Hizbullah değişmedi ama Suudi Arabistan’ın kendisi değişti. Bu değişimle birlikte Suudilerin bir kere daha sabredeceklerine dair yaygın beklenti de suya düştü. Suudi Arabistan’ın ve Körfez sisteminin güvenliğine karşı saldırılar karşısında Krallığın çaresiz kalacağına dair eski varsayımlar da boşa çıktı. Hizbullah’ın bölgedeki ve dünyadaki büyük ülkelere karşı savaşan bir süper güç olduğuna dair narsistik kuruntular da bitti. En tehlikeli olanı da Lübnanlıların terörist militanlara karşı sorumluluklarından kaçabilmelerinin ve onlarla bir arada yaşamanın kolay olabileceğine dair kuruntularının boşa çıkmasıdır. Bundan sonra Lübnanlılar Hizbullah’ın sabotaj, bombardıman, cinayet ve saldırganlığını devam ettirebilmesi için gerek duyduğu her şeyi Hizbullah’a temin ederek rahata erişeceği kuruntularından arındı.

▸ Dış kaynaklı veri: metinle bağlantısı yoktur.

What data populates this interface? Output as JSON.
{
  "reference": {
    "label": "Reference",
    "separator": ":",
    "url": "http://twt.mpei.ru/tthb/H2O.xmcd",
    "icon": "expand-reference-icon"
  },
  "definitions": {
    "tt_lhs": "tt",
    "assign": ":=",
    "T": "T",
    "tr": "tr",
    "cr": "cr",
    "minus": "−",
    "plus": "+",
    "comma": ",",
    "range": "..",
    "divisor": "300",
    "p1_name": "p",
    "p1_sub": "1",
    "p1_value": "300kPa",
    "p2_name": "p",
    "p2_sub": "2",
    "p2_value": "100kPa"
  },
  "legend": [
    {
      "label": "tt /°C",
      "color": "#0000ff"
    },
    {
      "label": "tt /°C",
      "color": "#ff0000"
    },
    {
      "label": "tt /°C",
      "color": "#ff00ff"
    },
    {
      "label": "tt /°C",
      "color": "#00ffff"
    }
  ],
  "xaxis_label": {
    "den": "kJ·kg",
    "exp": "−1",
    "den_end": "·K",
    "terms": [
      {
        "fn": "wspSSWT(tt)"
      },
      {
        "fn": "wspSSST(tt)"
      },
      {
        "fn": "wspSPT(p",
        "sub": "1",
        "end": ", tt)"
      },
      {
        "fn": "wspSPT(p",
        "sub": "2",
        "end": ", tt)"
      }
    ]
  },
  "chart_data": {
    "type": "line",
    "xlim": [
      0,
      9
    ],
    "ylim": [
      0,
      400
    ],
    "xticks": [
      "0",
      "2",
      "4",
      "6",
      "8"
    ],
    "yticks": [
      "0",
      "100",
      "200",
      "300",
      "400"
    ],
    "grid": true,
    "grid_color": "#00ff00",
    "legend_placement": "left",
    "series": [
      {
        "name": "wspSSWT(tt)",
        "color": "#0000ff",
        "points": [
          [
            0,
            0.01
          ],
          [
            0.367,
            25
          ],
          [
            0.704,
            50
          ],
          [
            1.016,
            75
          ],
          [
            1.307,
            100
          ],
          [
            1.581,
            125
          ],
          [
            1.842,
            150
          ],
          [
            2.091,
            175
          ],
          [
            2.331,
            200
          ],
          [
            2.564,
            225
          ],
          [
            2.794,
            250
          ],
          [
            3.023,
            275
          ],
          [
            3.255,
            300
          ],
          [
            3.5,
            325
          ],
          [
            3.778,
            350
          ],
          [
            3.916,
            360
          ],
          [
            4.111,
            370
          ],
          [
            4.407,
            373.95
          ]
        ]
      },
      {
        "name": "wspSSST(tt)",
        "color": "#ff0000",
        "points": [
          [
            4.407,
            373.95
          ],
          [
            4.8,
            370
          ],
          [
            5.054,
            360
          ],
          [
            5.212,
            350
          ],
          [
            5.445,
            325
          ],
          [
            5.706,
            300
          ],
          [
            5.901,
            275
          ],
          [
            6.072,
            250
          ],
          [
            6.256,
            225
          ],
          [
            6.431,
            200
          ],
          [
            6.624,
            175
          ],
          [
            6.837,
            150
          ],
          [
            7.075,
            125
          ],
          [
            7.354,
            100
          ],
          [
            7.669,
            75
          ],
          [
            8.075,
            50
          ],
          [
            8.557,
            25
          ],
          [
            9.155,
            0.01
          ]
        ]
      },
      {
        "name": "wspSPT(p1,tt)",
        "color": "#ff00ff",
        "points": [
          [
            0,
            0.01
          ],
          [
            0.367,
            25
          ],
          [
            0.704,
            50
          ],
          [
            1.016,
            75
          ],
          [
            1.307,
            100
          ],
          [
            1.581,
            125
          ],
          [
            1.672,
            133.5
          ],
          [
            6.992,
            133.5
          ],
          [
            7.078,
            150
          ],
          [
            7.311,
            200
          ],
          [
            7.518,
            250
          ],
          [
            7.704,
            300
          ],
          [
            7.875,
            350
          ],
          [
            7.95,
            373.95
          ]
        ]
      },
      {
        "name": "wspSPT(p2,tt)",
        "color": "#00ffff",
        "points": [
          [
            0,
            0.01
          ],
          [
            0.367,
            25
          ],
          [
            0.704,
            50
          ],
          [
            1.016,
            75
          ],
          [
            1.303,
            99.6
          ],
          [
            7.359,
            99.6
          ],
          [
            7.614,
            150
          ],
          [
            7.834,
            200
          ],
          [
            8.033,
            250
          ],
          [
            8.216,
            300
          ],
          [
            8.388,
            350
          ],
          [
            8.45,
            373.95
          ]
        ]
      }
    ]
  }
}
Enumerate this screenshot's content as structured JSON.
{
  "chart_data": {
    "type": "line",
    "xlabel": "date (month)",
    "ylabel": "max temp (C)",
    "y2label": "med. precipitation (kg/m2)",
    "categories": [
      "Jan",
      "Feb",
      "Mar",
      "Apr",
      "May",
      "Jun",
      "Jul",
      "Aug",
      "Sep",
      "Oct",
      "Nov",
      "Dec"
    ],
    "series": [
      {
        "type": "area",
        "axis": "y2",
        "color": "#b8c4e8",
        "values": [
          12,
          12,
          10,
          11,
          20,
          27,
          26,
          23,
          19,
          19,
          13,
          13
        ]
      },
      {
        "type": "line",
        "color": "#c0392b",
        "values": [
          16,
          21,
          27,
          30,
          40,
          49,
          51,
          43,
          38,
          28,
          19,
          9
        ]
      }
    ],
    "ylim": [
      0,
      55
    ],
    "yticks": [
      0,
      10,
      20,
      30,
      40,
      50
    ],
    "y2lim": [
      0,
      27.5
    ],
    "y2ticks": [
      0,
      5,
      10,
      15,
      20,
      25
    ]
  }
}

Lübnan tarihinin en zor ve öneme sahip dönemeçlerinden birine girmek üzere. Zira Hizbullah, Lübnan’ı dünyayla arasına koydu. İran’ın güvenlik ve askeri kolu olan Hizbullah’ın rolünü Lübnan’dan neşter ile koparmak gibi zor ve acılı bir ameliyatın yapılması gerekmektedir.

Dört ay önce bu sayfalarda “Lübnan ikinci bir Katar olma yolunda” başlıklı bir makale yazdığımda bazı arkadaşlarım karamsar olduğumu ve karanlık senaryolar öngördüğümden şikâyet etmişti. Maalesef olaylar Lübnan’ın daha da karanlık bir senaryoya gireceğini gösteriyor. İhraç kalemlerinin bazılarının durdurulması, Lübnan lirası ve bankalarına yönelik baskının artması, Körfez’deki Lübnanlıların Lübnan’a para gönderememesi, Lübnan’a hava taşımacılığının çift yönlü olarak durdurulması gibi başlıklar bu senaryonun sadece bir bölümüdür.

Farkına varmamız gereken şey, Suudi Arabistan’ın birçok seçeneğe sahip bir konuma ulaşmış olması. Bundan sonra Lübnan’da Hizbullah’ın bulunduğu hükümet kurulmayacaktır. Eğer Hizbullah, cumhurbaşkanına, Velid Canbolat’a, Nebih Berri’ye ve diğer politikacılara tek renk hükümet kurma konusunda baskı yaparsa, Suudi Bakan Thamer el Sabhan’a göre bu “savaş hükümeti”nden de öte bir hükümet sayılacaktır. Böyle bir gelişme yaptırımları hızlandıracak ve Lübnan’ı daha hızlı bir çöküşe sürükleyecektir.

Şu ana kadar Lübnan’ın politik söylemi Hariri’nin istifa ettiğindeki söylem seviyesine gelmedi. Bence istifa ve sonrasındaki koşullar insanların kafasında şüphelere neden olan büyük çaplı bir karşı kampanya karşısında Lübnan’ı daha da karmaşıklaştıracaktır. Ancak Hariri geri dönecek ve işler rayına oturacak, ülke de istifanın gereklerini yapacak, istifa metni ve etkilerinden kurtulacak.

Bu gazetede Lübnan’a yönelik Suudi politikası hakkında yazmıştım. Suudi Arabistan’ın Lübnan politikasının eksikleri, kusurları ve vurdumduymazlığını irdelemiştim. Yazılarım sansürsüz, uçları törpülenmeksizin ve noktasına virgülüne dokunulmadan yayınlandı. Hariri’nin istifasıyla ilgili çok şey söyleyebilirim. Verilerin ortaya çıkmasıyla birlikte Başbakan Saad Hariri’nin dönmesini bekliyorum. Bu olunca da aklıma gelen soruları kendisine soracağım ve konu hakkında yazacağım.

Şunu anlamakta yarar var; artık önümüzde yeni bir Suudi Arabistan var ve Lübnan sorumluluğunu artırmalı. Zira olan oldu ve yazılan yazıldı. Lübnan’ın devlet adamları bir heyet kurarak Suudi Arabistan’a gitmeli ve gelecekteki ilişkileri tartışmalı. Lübnan davasını bekleme ve erteleme tuzaklarından kurtarmalı.

Zira Lübnan tehlikede. Durmamalı, bir şey yapmalı.